La noche inaugural, sin embargo, se centra en los boxeadores, una oportunidad para reconocer a boxeadores locales como Murphy y el ex aspirante al título Marty Jakubowski, el tipo de púgiles que, según cualquier criterio razonable, tuvieron carreras exitosas pero que, fuera de los más frikis del boxeo, han sido olvidados en gran medida. Billy Dib, ex campeón australiano del peso pluma, está presente en el homenaje tras luchar contra el cáncer y vencerlo. Fres Oquendo, de Chicago, salta al escenario. Y hay algunos boxeadores que siguen muy activos, recientes o actuales poseedores de cinturones de la IBF, como Murodjon Akhmadaliev y Subriel Matias.
Me acerco a Andrew Golota, púgil que ha peleado varias veces por el título de los pesos pesados, vestido con un traje impecable, pero aparentemente dispuesto a no llamar la atención. ¿Me concedería una entrevista? Me lo imagino contándome anécdotas de los disturbios que se produjeron en el Madison Square Garden cuando fue descalificado tras golpear repetidamente a Riddick Bowe en los testículos, o de sus combates abreviados contra Lennox Lewis y Mike Tyson.
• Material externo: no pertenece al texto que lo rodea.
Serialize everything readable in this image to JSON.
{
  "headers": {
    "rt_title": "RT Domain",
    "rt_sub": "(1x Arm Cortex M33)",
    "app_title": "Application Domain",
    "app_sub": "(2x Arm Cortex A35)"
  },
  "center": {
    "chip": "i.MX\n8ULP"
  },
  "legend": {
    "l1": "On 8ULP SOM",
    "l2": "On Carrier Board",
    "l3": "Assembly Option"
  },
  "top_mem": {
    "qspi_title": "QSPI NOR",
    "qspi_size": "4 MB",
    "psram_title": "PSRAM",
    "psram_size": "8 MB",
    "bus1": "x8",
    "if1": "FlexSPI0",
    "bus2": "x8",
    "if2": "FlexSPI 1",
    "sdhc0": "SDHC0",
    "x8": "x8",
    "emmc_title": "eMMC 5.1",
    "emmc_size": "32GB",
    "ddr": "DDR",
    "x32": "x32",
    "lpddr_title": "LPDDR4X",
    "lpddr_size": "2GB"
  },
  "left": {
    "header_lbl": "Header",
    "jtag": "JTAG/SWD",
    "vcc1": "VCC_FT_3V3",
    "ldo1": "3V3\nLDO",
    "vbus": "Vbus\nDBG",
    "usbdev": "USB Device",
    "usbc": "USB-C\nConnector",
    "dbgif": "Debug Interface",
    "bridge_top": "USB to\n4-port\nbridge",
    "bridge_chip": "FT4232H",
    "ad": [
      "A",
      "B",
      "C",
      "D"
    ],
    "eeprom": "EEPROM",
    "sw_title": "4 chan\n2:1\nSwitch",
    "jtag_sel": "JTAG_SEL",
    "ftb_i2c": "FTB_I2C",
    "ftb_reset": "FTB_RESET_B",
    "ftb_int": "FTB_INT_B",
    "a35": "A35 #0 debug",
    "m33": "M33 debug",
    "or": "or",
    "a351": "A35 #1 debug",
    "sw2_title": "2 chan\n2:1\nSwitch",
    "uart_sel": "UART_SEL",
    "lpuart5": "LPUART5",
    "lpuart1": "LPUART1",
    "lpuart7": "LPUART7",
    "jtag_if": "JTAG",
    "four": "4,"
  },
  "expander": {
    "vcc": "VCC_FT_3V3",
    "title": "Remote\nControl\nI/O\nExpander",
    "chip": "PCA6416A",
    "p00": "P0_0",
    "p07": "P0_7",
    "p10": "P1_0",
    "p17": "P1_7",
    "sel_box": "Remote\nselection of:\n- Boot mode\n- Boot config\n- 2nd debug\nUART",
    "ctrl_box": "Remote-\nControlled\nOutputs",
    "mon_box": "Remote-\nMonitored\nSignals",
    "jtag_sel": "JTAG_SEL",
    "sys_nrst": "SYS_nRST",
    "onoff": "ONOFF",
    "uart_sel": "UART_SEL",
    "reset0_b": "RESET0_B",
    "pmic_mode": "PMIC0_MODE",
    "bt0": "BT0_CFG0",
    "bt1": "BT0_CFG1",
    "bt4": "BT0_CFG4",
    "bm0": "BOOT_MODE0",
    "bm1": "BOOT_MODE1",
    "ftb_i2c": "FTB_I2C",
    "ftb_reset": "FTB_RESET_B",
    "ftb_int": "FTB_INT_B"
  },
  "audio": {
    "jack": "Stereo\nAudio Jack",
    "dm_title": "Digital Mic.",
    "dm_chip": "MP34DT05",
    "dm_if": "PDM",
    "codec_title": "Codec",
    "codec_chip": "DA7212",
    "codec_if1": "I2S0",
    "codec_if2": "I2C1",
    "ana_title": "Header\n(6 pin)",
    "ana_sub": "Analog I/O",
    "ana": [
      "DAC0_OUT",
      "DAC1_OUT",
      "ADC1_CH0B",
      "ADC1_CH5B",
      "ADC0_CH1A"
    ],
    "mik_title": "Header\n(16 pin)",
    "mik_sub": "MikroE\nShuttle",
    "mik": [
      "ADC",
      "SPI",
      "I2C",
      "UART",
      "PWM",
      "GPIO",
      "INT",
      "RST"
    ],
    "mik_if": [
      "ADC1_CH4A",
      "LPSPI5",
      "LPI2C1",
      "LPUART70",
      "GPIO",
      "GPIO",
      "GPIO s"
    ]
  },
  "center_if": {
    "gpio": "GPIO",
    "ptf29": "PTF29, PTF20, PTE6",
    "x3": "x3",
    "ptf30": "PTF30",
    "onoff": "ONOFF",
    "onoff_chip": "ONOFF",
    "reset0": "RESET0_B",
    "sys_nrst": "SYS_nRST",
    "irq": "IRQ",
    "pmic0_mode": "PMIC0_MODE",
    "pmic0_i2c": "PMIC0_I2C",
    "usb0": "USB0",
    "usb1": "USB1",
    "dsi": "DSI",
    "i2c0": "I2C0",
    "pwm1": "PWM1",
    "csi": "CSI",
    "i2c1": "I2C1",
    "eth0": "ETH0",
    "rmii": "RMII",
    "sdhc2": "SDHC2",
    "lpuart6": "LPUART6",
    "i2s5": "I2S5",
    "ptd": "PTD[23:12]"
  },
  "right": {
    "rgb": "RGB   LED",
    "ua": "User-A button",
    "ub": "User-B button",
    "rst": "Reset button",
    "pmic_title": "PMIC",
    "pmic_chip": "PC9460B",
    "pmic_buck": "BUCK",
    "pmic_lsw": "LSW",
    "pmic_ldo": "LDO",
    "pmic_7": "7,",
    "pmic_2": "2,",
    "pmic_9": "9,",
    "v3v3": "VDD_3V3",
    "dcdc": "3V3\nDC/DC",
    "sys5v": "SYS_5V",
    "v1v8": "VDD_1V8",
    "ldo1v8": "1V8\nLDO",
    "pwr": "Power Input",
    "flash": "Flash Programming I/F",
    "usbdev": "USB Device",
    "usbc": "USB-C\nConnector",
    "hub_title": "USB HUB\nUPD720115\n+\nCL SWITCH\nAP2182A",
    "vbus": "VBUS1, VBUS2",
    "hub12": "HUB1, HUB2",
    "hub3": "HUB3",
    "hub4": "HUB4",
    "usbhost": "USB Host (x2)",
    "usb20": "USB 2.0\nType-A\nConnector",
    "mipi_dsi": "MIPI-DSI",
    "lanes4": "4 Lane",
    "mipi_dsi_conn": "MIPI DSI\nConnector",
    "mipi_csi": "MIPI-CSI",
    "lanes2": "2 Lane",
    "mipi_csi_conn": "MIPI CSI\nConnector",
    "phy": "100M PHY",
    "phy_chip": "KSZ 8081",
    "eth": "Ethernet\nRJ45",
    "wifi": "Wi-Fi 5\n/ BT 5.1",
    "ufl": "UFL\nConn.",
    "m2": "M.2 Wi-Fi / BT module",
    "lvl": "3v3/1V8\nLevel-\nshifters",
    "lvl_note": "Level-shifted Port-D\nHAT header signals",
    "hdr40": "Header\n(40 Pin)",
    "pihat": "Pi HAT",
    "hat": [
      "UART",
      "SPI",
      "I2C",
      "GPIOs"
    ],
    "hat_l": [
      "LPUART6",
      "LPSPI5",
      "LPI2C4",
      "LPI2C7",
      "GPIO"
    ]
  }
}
Pero no quiere hablar.
"Vamos, Andrew, deberías hablar con el hombre", le insta su mujer. Él niega con la cabeza. Ella vuelve a insistir. Él casi dice que sí, pero parece incómodo con la idea. Al final accede a regañadientes, pero es sabido que nunca le gustó el boxeo y que le gustaban aún menos los medios de comunicación, y ambas cosas parecen ser ciertas muchos años después de su retirada.
"¿Cómo estás estos días?
"Estoy aburrido".
"¿Qué haces?"
"Paseo a mi perro".
"¿Algo más?"
"Por las mañanas, levanto pesas. Y hago lo que me pide mi mujer".
No ha seguido mucho el boxeo. "No es lo mismo. Todo gira en torno al dinero". Desconoce que Oleksander Usyk pueda hacer una defensa del título en la Polonia natal de Golota.
"¿Contra quién?"
"Daniel Dubois".
"¿Contra quién?"
Es amable y sonríe, pero está claro que preferiría una endodoncia.
"¿Estás contento?" Le pregunto.
Sonríe y mira a la joven que se ha unido a mí.
"Tengo a mi hija".
Ella, como su madre, es abogada en la ciudad. Hablamos de experiencias compartidas sobre Irlanda (ella pasó un semestre universitario en Galway) y bromea sobre el nerviosismo que han mostrado sus novios cuando los lleva a casa para que conozcan a su padre, ex boxeador de los pesos pesados.
Mientras hablamos, Golota se aleja. Su corpulento cuerpo está apoyado en el borde de una silla, con el brazo alrededor de su mujer, y parece relajado y contento, mucho más cómodo de lo que parecía en el cuadrilátero y, desde luego, más feliz sin que yo le ponga un micrófono en la cara.